The world is continuing to grapple with the death of American Steven Sotloff, gruesomely beheaded by ISIS [or IS or ISIL, depending on which source you’re reading or who is being quoted].

And, in another sign of change, the New York St. Patrick’s Day Parade, will now allow gay groups to march in it. Come next March 17th you can be out and proud and Irish all in the same parade.

Not all change is bad; much of it, in fact, is good if we allow room for it in our lives. That old adage: nothing stays the same is true. Recently, I cleaned out a box of old pictures and nothing reminds you of the time going by then photos of yourself from a different time and life.

I consigned them to the dustbin of history and sent them to be recycled. I am more concerned about now than then. I have carved out a good life for myself here at the cottage and down in the city. I am embracing it. I smile to myself at times; it is a time to cherish, watching the light splatter on my drive, the little fountain in the center of the circular drive gurgling. I have good friends, good neighbors, and good things happening – all the while the world is changing about me.

Carpe diem, said the Romans. Seize the day! And so I am seizing the day and moving on with it, nurtured by the sight of leaves turning in one more cycle of life.

Letter From New York September 02, 2014

September 2, 2014

Or, as it seems to me… 

I learned a hard lesson yesterday; I wrote a blog directly on WordPress and then there was a glitch and all my eloquent words disappeared into digital dust. So I have learned to draft in Word and copy and paste into WordPress. A small lesson.

I was writing about how beautiful it was but how the leaves had begun to change – fall is no longer far away. You can reach out and touch it.

My mind was focused on the dichotomy between the sylvan beauties of the cottage here in Claverack and the harsh realities when you get away from this little spot. Not so far away Hudson is transforming itself into a quaint town, full of gentrified housing and charming shops and galleries. In twenty-five years, I suspect the town will be rather like Provincetown without the Atlantic.

But that doesn’t change the fact there is poverty in Hudson now and that some of it seems intractable. It’s not the kind of poverty you witness in India but it is hardscrabble for America.

Go a little further afield and you find that Ferguson, MO is still restless and wounded after the shooting of the unarmed Michael Brown. A call for a traffic stoppage mostly didn’t materialize yesterday, at the request of Michael’s father. The death of young Michael Brown has caused America to pause and think about the state of race relations. Have we really come all that far?
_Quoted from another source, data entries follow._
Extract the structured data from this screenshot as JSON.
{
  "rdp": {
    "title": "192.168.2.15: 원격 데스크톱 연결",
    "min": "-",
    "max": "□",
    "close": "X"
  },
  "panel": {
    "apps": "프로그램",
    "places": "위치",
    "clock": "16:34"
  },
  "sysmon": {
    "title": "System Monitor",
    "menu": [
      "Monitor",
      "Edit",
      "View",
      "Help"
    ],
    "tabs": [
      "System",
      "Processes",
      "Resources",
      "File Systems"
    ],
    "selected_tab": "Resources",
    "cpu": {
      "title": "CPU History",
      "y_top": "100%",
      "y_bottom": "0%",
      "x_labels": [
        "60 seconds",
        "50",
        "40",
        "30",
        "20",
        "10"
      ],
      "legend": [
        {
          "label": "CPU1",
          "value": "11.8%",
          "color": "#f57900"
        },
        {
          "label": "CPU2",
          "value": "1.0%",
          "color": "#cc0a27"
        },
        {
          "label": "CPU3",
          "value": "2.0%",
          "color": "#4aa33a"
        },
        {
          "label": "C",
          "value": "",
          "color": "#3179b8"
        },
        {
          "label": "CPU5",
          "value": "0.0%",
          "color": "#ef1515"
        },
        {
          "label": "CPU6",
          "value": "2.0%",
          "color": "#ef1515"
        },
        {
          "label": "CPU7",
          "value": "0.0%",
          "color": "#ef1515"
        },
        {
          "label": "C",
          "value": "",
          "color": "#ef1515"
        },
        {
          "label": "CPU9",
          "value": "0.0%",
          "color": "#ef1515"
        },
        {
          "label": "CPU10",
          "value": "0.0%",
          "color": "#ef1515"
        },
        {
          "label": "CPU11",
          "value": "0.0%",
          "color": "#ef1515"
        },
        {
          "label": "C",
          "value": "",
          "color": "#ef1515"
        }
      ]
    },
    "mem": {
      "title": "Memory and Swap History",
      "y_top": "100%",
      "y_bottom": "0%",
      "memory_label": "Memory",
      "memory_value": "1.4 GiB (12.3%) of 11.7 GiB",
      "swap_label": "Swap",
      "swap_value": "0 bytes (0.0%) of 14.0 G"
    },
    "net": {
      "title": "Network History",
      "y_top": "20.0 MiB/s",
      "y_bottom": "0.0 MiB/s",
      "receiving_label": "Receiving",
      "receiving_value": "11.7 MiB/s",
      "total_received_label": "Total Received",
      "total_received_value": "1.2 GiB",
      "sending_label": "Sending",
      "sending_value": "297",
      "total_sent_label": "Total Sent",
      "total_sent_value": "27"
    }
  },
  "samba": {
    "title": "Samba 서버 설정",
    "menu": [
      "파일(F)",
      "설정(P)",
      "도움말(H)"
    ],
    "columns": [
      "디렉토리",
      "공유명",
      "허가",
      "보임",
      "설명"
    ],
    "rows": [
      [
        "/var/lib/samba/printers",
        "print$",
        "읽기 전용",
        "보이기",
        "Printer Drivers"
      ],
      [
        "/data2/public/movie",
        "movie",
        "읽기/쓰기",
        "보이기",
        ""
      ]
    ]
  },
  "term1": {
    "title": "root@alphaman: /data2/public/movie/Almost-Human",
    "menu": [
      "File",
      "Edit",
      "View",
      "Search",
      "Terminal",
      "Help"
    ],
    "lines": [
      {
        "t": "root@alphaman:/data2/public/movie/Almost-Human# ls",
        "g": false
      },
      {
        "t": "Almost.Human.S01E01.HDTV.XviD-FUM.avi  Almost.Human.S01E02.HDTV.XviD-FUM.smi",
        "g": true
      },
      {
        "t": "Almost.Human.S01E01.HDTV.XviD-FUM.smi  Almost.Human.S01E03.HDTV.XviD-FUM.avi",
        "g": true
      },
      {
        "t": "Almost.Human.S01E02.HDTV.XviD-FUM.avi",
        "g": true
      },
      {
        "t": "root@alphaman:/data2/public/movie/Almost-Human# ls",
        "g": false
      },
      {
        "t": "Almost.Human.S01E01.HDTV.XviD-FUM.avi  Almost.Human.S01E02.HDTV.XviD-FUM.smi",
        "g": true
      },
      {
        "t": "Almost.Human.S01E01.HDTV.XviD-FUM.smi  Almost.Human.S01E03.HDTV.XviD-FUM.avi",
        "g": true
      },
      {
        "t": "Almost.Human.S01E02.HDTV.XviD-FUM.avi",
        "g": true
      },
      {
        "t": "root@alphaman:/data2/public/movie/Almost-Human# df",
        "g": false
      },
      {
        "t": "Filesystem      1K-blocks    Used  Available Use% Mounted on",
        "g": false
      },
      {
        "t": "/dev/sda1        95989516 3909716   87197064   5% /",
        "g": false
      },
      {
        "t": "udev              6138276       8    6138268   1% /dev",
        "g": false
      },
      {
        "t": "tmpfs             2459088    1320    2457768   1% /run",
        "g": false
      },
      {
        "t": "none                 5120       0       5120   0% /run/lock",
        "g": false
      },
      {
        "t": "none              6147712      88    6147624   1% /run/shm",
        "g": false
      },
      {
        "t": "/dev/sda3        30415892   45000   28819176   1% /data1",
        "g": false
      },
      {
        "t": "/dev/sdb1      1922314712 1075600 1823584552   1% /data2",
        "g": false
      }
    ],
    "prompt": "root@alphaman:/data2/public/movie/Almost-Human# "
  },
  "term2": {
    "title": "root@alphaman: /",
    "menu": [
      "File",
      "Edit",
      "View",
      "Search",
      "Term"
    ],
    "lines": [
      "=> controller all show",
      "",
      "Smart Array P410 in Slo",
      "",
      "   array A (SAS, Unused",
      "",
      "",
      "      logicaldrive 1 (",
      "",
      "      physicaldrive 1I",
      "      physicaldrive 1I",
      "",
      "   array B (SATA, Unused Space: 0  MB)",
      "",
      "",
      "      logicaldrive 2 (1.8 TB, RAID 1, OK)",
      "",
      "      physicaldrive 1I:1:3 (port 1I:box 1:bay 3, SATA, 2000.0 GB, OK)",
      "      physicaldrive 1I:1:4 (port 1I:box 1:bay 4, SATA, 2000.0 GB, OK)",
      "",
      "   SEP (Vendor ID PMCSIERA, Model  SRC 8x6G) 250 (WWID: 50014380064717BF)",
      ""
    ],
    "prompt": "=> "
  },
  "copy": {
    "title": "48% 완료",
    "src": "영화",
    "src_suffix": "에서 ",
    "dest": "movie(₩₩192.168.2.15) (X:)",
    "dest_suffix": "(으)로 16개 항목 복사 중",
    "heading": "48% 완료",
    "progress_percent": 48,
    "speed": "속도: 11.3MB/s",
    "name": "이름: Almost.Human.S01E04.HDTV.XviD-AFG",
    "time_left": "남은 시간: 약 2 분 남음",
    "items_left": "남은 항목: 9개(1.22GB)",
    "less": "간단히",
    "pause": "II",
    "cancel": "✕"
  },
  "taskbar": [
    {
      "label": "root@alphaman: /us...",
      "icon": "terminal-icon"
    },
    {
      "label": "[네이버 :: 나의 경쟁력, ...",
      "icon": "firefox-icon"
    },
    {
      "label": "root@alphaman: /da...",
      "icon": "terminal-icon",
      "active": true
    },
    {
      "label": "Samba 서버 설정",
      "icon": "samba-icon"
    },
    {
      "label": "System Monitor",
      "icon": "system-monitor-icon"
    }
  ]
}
African-Americans make up the majority of inmates in prisons. They have higher incidences of poverty. They are more likely to get harassed by the police.

I was at a conference in Washington, DC not so long ago, hosted by Sojourners, a progressive Christian organization. In one of the sessions, the founder of Sojourners, Jim Wallis, asked the audience to look into their hearts to see what private prejudices they maintained. And looking into my heart, I was not innocent. Underneath the surface, it took an extra beat to push back the societal prejudices, not to mention some familial prejudices, that I was raised with – while I might not act upon those thoughts, I still had those thoughts, enough that I sometimes consciously had to batten them down.

I don’t like that.

But it is real. And I suspect is realer than we would really like to admit.

It is nearing the end of the day and reports are filtering out that ISIS, the tightly organized group that is carving out a rogue state, an Islamic Caliphate in Syria and Iraq, has beheaded another American, Steven Sotloff, a freelance journalist captured in Syria. Another atrocity in a region filled with atrocities, lands now overflowing with refugees and where suicide bombings seem like a daily event. A world away from the quiet of Patroon Street in Claverack, NY but still in and of my world.